I have still never let on to him that I know he is spying on me. He works many hours some weeks so I have found myself accomodating his schedule and even announcing to him when I am going to shower or go to bed for the night. I crack my door open slightly just to see when he goes into the office and now crave for him to see me. I seldom ever masturbated in the shower but now I do sometimes because I know he is watching me. I purposely shave my pubic hair more often knowing his eyes are on me and am aroused by the thought of it. He is wonderful to me and aside from peeping in at me otherwise treats me like a daughter.
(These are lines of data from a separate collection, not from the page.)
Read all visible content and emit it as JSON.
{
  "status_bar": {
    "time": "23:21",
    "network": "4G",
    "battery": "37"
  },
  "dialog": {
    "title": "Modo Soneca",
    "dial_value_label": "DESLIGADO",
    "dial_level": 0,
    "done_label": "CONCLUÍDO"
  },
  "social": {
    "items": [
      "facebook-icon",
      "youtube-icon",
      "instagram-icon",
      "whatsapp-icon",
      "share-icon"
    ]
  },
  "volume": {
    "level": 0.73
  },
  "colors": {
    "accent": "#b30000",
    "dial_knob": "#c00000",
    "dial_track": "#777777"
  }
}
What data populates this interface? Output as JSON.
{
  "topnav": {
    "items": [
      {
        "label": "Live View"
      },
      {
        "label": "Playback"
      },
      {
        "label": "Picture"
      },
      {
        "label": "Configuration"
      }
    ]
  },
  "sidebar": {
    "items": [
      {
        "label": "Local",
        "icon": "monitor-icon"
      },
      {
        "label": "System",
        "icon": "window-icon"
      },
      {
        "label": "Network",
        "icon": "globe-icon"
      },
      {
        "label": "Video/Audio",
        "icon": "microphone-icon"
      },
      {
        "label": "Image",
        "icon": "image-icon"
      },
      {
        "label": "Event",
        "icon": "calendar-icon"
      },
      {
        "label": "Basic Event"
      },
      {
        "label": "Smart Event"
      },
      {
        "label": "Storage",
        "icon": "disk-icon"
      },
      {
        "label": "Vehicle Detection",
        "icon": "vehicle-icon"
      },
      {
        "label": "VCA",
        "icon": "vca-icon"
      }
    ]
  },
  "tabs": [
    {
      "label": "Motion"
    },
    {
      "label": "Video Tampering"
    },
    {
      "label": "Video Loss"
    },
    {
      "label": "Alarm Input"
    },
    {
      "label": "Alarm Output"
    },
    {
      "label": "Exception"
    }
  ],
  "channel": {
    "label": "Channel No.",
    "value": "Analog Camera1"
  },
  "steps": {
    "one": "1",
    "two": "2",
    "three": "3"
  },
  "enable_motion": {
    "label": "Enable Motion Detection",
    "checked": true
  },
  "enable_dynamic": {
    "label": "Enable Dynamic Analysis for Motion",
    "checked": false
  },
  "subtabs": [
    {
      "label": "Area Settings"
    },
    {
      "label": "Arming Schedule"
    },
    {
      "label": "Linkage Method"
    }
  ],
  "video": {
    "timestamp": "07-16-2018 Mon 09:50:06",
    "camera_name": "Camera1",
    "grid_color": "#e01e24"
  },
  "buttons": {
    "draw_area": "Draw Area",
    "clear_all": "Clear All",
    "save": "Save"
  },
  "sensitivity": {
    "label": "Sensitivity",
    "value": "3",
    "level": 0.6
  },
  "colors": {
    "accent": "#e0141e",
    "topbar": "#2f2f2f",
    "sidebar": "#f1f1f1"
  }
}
This July I will have lived here for four years not knowing at first what he was doing. Since I have found out it has become so arousing to me I look forward to having him see me naked and especially as I masturbate. I recall feeling sorry for Doug over these years and thought he was working and doing paper work in his office all the time. Even when my Aunt Dottie was still alive he always locked his office door. Now of course I know why he did lock it. In a way it has become comical to me because many times when I tell him I'm going to shower or go to bed, he will reply back that if I need him he'll be in his office. I wonder if he masturbates while watching me and know for a fact he sees me naked almost every night. I masturbate more than ever and since I know he watches me I leave extra lights on most of the time. I have seen him in his underwear many times but have never seen him naked. Since Aunt Dottie died he is in his underwear more often and usually in his office only wearing his boxers. He even asked me several times if I minded that he was in his boxer shorts which I don't mind at all. He never speaks to me about sexual things and is very respectful of me even though I know how he peeks in on me all the time. I'm not quite sure why it excites me so much but when I am sure he is watching me, not only are my orgasms stronger but I have several each time.
I'm sure I make a fool of myself sometime just by the variety of ways I masturbate for him or react to an orgasm. I have searched many websites to find methods of masturbation I never did before. I have both vaginal and anal sextoys aside from my vibrator and can't imagine what Doug thinks of me. He probably thinks I am some kind of sex freak but at the same time I don't know how he satisfies himself while watching me. He hasn't dated since my Aunt Dottie died, that I know of, so I assume he masturbates as well. I do have a boyfriend but am also completely satisfied exposing myself to Doug. Its an odd way of sexual satisfaction I know and something I had never thought myself capable of doing. I talk to and have conversations with Doug everyday and when we speak to each other its like nothing is going on between us. In reality nothing is, except our own deception of each other. He thinks I don't know what he is doing and I never hint or let on that I do.